Lastly, each instance variable store instructions now needs to be mapped, i.e., the JIT needs to remember how to map the machine code program counter (mcpc) to their bytecode program counter (bcpc). This is important as, for example, the debugger can be opened in the #attemptToAssign:withIndex: callback requiring the context failing to perform the instance variable store to be displayed correctly. It can also be required for other operations, such as the divorce of all the stack page’s frames if the stack page needs to be freed.
This last point was easy to do in the NewspeakV4 and the SistaV1 bytecode set. However (and unfortunately), the default bytecode set of Squeak and Pharo is still SqueakV3PlusClosures. This bytecode set is always problematic.

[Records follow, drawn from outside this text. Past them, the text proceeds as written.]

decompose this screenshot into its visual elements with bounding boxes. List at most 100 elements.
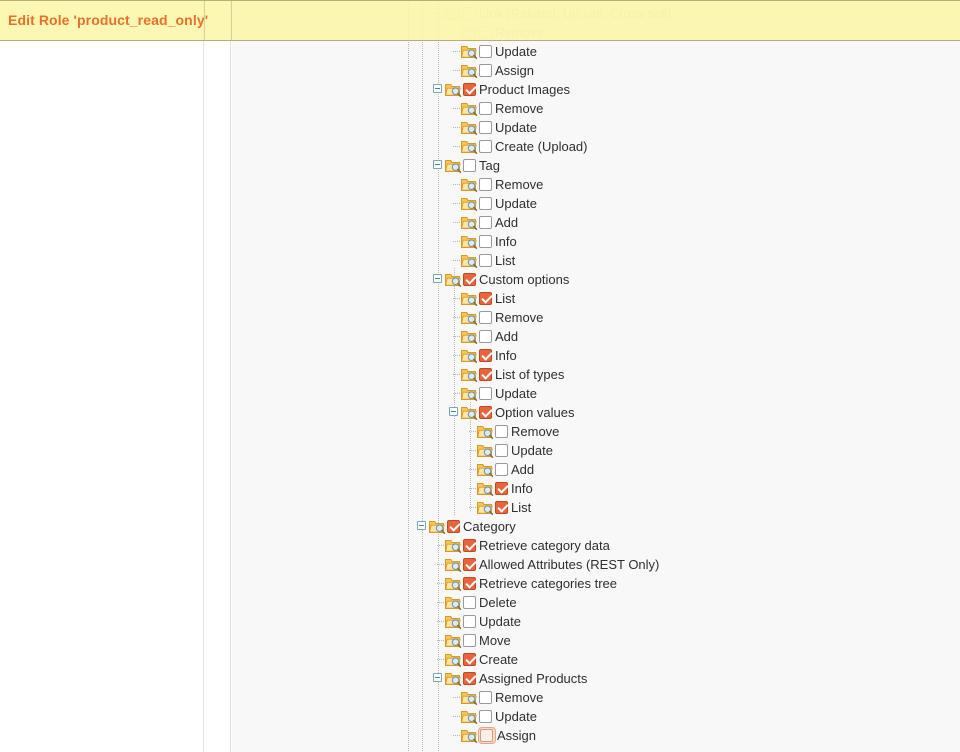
tree-line-stub-icon bbox=[432, 631, 445, 650]
tree-row[interactable]: Retrieve categories tree bbox=[232, 574, 960, 593]
tree-row[interactable]: Info bbox=[232, 232, 960, 251]
permission-checkbox[interactable] bbox=[478, 23, 494, 42]
collapse-minus-icon[interactable] bbox=[432, 270, 445, 289]
tree-node-label: Custom options bbox=[479, 272, 570, 287]
tree-node-label: Update bbox=[495, 709, 537, 724]
tree-row[interactable]: Custom options bbox=[232, 270, 960, 289]
permission-checkbox[interactable] bbox=[478, 42, 494, 61]
tree-row[interactable]: List bbox=[232, 251, 960, 270]
folder-search-icon bbox=[461, 194, 478, 213]
permission-checkbox[interactable] bbox=[494, 479, 510, 498]
tree-row[interactable]: Info bbox=[232, 479, 960, 498]
permission-checkbox[interactable] bbox=[478, 289, 494, 308]
permission-checkbox[interactable] bbox=[478, 194, 494, 213]
permission-checkbox[interactable] bbox=[478, 61, 494, 80]
tree-row[interactable]: Add bbox=[232, 327, 960, 346]
permission-checkbox[interactable] bbox=[494, 441, 510, 460]
tree-row[interactable]: Allowed Attributes (REST Only) bbox=[232, 555, 960, 574]
permission-checkbox[interactable] bbox=[478, 327, 494, 346]
permission-checkbox[interactable] bbox=[494, 422, 510, 441]
tree-row[interactable]: Update bbox=[232, 118, 960, 137]
tree-row[interactable]: Remove bbox=[232, 175, 960, 194]
permission-checkbox[interactable] bbox=[494, 498, 510, 517]
permission-checkbox[interactable] bbox=[462, 593, 478, 612]
tree-row[interactable]: Product Images bbox=[232, 80, 960, 99]
resource-access-tree[interactable]: Link (Related, Up sell, Cross sell) Remov… bbox=[232, 4, 960, 745]
permission-checkbox[interactable] bbox=[462, 555, 478, 574]
folder-search-icon bbox=[445, 574, 462, 593]
tree-row[interactable]: Assign bbox=[232, 726, 960, 745]
permission-checkbox[interactable] bbox=[478, 727, 496, 744]
tree-row[interactable]: Add bbox=[232, 460, 960, 479]
permission-checkbox[interactable] bbox=[462, 80, 478, 99]
permission-checkbox[interactable] bbox=[494, 460, 510, 479]
tree-node-label: Remove bbox=[495, 310, 544, 325]
tree-row[interactable]: Link (Related, Up sell, Cross sell) bbox=[232, 4, 960, 23]
tree-row[interactable]: Info bbox=[232, 346, 960, 365]
tree-row[interactable]: Update bbox=[232, 384, 960, 403]
tree-row[interactable]: Create bbox=[232, 650, 960, 669]
folder-search-icon bbox=[477, 422, 494, 441]
permission-checkbox[interactable] bbox=[478, 213, 494, 232]
permission-checkbox[interactable] bbox=[478, 99, 494, 118]
tree-row[interactable]: Option values bbox=[232, 403, 960, 422]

The main problem I had was that all the extended stores (stores over 16 encoding such as pushTemp: 20) are compiled in a single extendedStore instruction or with the DoubleExentedDoAnythingBytecode. This implies that if I map the bcpc to mcpc of the extended store instruction, all the store temp would be mapped too. Not only it implies mapping lots of instructions, but it also implies the mapping of the extendedStore instruction used specifically in case of primitive error code and compiled differently in the JIT… And I am not even talking about the DoubleExtendedDoAnythingBytecode, which is the craziest bytecode of this set.
Well, this was messy, but Eliot and I built some work around and it’s up and running by now. I hope soon some clients as Pharo will use by default the SistaV1 bytecode set, it will solve many issues (such as objects with over 256 instance variables, long jumps and many more) and simplify the VM work.
Well, now that immutability is up and running, I hope some of the Cog clients will use it. To try it, compile a VM with IMMUTABILITY set to true (it’s a C Compiler setting) and try to load the package here in one of the Smalltalk client. For the newspeak support, I guess one has to port it form the Smalltalk version. I have also started to discuss how to integrate Immutability in Pharo here. If someone is interested in making compiled method literals immutable, I will be happy to help.